$\infty$-Brush: Controllable Large Image Synthesis with Diffusion Models in Infinite Dimensions

Minh-Quan Le,Alexandros Graikos,Srikar Yellapragada,Rajarsi Gupta,Joel Saltz,Dimitris Samaras
2024-07-20
Abstract:Synthesizing high-resolution images from intricate, domain-specific information remains a significant challenge in generative modeling, particularly for applications in large-image domains such as digital histopathology and remote sensing. Existing methods face critical limitations: conditional diffusion models in pixel or latent space cannot exceed the resolution on which they were trained without losing fidelity, and computational demands increase significantly for larger image sizes. Patch-based methods offer computational efficiency but fail to capture long-range spatial relationships due to their overreliance on local information. In this paper, we introduce a novel conditional diffusion model in infinite dimensions, $\infty$-Brush for controllable large image synthesis. We propose a cross-attention neural operator to enable conditioning in function space. Our model overcomes the constraints of traditional finite-dimensional diffusion models and patch-based methods, offering scalability and superior capability in preserving global image structures while maintaining fine details. To our best knowledge, $\infty$-Brush is the first conditional diffusion model in function space, that can controllably synthesize images at arbitrary resolutions of up to $4096\times4096$ pixels.
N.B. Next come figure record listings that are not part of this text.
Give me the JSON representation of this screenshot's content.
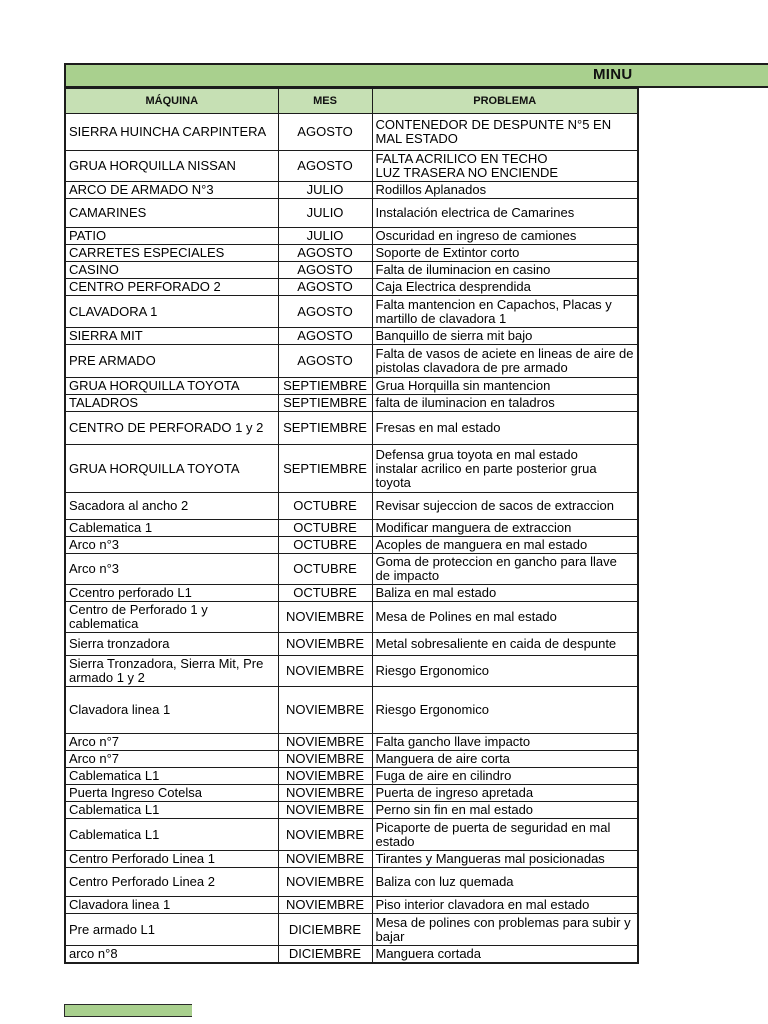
{
  "title": {
    "visible_text": "MINU"
  },
  "table": {
    "headers": [
      "MÁQUINA",
      "MES",
      "PROBLEMA"
    ],
    "rows": [
      {
        "maquina": "SIERRA HUINCHA CARPINTERA",
        "mes": "AGOSTO",
        "problema": "CONTENEDOR DE DESPUNTE N°5 EN MAL ESTADO"
      },
      {
        "maquina": "GRUA HORQUILLA NISSAN",
        "mes": "AGOSTO",
        "problema": "FALTA ACRILICO EN TECHO\nLUZ TRASERA NO ENCIENDE"
      },
      {
        "maquina": "ARCO DE ARMADO N°3",
        "mes": "JULIO",
        "problema": "Rodillos Aplanados"
      },
      {
        "maquina": "CAMARINES",
        "mes": "JULIO",
        "problema": "Instalación electrica de Camarines"
      },
      {
        "maquina": "PATIO",
        "mes": "JULIO",
        "problema": "Oscuridad en ingreso de camiones"
      },
      {
        "maquina": "CARRETES ESPECIALES",
        "mes": "AGOSTO",
        "problema": "Soporte de Extintor corto"
      },
      {
        "maquina": "CASINO",
        "mes": "AGOSTO",
        "problema": "Falta de iluminacion en casino"
      },
      {
        "maquina": "CENTRO PERFORADO 2",
        "mes": "AGOSTO",
        "problema": "Caja Electrica desprendida"
      },
      {
        "maquina": "CLAVADORA 1",
        "mes": "AGOSTO",
        "problema": "Falta mantencion en Capachos, Placas y martillo de clavadora 1"
      },
      {
        "maquina": "SIERRA MIT",
        "mes": "AGOSTO",
        "problema": "Banquillo de sierra mit bajo"
      },
      {
        "maquina": "PRE ARMADO",
        "mes": "AGOSTO",
        "problema": "Falta de vasos de aciete en lineas de aire de pistolas clavadora de pre armado"
      },
      {
        "maquina": "GRUA HORQUILLA TOYOTA",
        "mes": "SEPTIEMBRE",
        "problema": "Grua Horquilla sin mantencion"
      },
      {
        "maquina": "TALADROS",
        "mes": "SEPTIEMBRE",
        "problema": "falta de iluminacion en taladros"
      },
      {
        "maquina": "CENTRO DE PERFORADO  1 y 2",
        "mes": "SEPTIEMBRE",
        "problema": "Fresas en mal estado"
      },
      {
        "maquina": "GRUA HORQUILLA TOYOTA",
        "mes": "SEPTIEMBRE",
        "problema": "Defensa grua toyota en mal estado\ninstalar acrilico en parte posterior grua toyota"
      },
      {
        "maquina": "Sacadora al ancho 2",
        "mes": "OCTUBRE",
        "problema": "Revisar sujeccion de sacos de extraccion"
      },
      {
        "maquina": "Cablematica 1",
        "mes": "OCTUBRE",
        "problema": "Modificar manguera de extraccion"
      },
      {
        "maquina": "Arco n°3",
        "mes": "OCTUBRE",
        "problema": "Acoples de manguera en mal estado"
      },
      {
        "maquina": "Arco n°3",
        "mes": "OCTUBRE",
        "problema": "Goma de proteccion en gancho para llave de impacto"
      },
      {
        "maquina": "Ccentro perforado L1",
        "mes": "OCTUBRE",
        "problema": "Baliza en mal estado"
      },
      {
        "maquina": "Centro de Perforado 1 y cablematica",
        "mes": "NOVIEMBRE",
        "problema": "Mesa de Polines en mal estado"
      },
      {
        "maquina": "Sierra tronzadora",
        "mes": "NOVIEMBRE",
        "problema": "Metal sobresaliente en caida de despunte"
      },
      {
        "maquina": "Sierra Tronzadora, Sierra Mit, Pre armado 1 y 2",
        "mes": "NOVIEMBRE",
        "problema": "Riesgo Ergonomico"
      },
      {
        "maquina": "Clavadora linea 1",
        "mes": "NOVIEMBRE",
        "problema": "Riesgo Ergonomico"
      },
      {
        "maquina": "Arco n°7",
        "mes": "NOVIEMBRE",
        "problema": "Falta gancho llave impacto"
      },
      {
        "maquina": "Arco n°7",
        "mes": "NOVIEMBRE",
        "problema": "Manguera de aire corta"
      },
      {
        "maquina": "Cablematica L1",
        "mes": "NOVIEMBRE",
        "problema": "Fuga de aire en cilindro"
      },
      {
        "maquina": "Puerta Ingreso Cotelsa",
        "mes": "NOVIEMBRE",
        "problema": "Puerta de ingreso apretada"
      },
      {
        "maquina": "Cablematica L1",
        "mes": "NOVIEMBRE",
        "problema": "Perno sin fin en mal estado"
      },
      {
        "maquina": "Cablematica L1",
        "mes": "NOVIEMBRE",
        "problema": "Picaporte de puerta de seguridad en mal estado"
      },
      {
        "maquina": "Centro Perforado Linea 1",
        "mes": "NOVIEMBRE",
        "problema": "Tirantes y Mangueras mal posicionadas"
      },
      {
        "maquina": "Centro Perforado Linea 2",
        "mes": "NOVIEMBRE",
        "problema": "Baliza con luz quemada"
      },
      {
        "maquina": "Clavadora linea 1",
        "mes": "NOVIEMBRE",
        "problema": "Piso interior clavadora en mal estado"
      },
      {
        "maquina": "Pre armado L1",
        "mes": "DICIEMBRE",
        "problema": "Mesa de polines con problemas para subir y bajar"
      },
      {
        "maquina": "arco n°8",
        "mes": "DICIEMBRE",
        "problema": "Manguera cortada"
      }
    ]
  },
  "colors": {
    "title_bar_green": "#a9d08e",
    "header_green": "#c6e0b4",
    "border": "#1c1c1c",
    "text": "#000000",
    "page_background": "#ffffff"
  }
}
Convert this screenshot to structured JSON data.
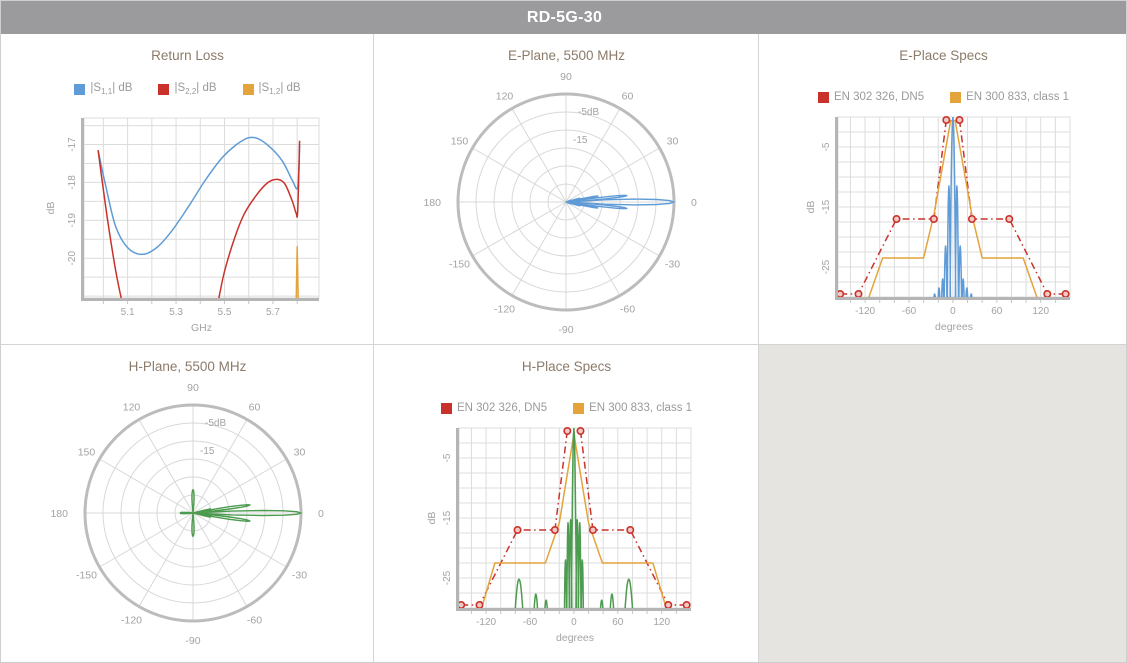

The code is available at <a class="link-external link-https" href="https://github.com/cvlab-stonybrook/infinity-brush" rel="external noopener nofollow">this https URL</a>.
Computer Vision and Pattern Recognition
What problem does this paper attempt to address?
This paper attempts to solve the key problems encountered in generating high - resolution images, especially in cases where conditional generation based on complex, domain - specific information is required. Specifically, the paper mainly addresses the following challenges: 1. **Limitations of Existing Methods**: - **Finite - Dimensional Diffusion Models**: These models operate in the pixel or latent space and cannot exceed the resolution used during training without losing image quality. - **Patch - Based Methods**: Although computationally efficient, they have difficulty capturing long - range spatial relationships due to over - reliance on local information. 2. **The Need for Large - Image Generation**: - In applications such as digital pathology and remote sensing, very large images (such as 4096×4096 pixels) need to be generated, and existing methods have difficulty meeting this need. To solve these problems, the authors propose a novel conditional diffusion model **∞-Brush**, which operates in an infinite - dimensional function space and can controllably generate large images of any resolution. The following are the main features of this model: - **Cross - Attention Neural Operator**: To achieve conditioning in the function space, the authors introduce a cross - attention neural operator, which can capture fine - grained details while maintaining the global structure. - **Scalability and Efficiency**: By training only a small fraction (about 0.4%) of the image pixels, this model can be trained on very large image datasets and can generate images up to 4096×4096 pixels. - **The First Conditional Diffusion Model in Function Space**: This is the first diffusion model that can perform conditional generation in the function space, thus breaking through the limitations of traditional finite - dimensional models. Overall, this paper aims to solve the limitations of existing generative models in generating high - resolution large images by proposing the **∞-Brush** model, especially in cases where conditional generation based on complex domain information is required.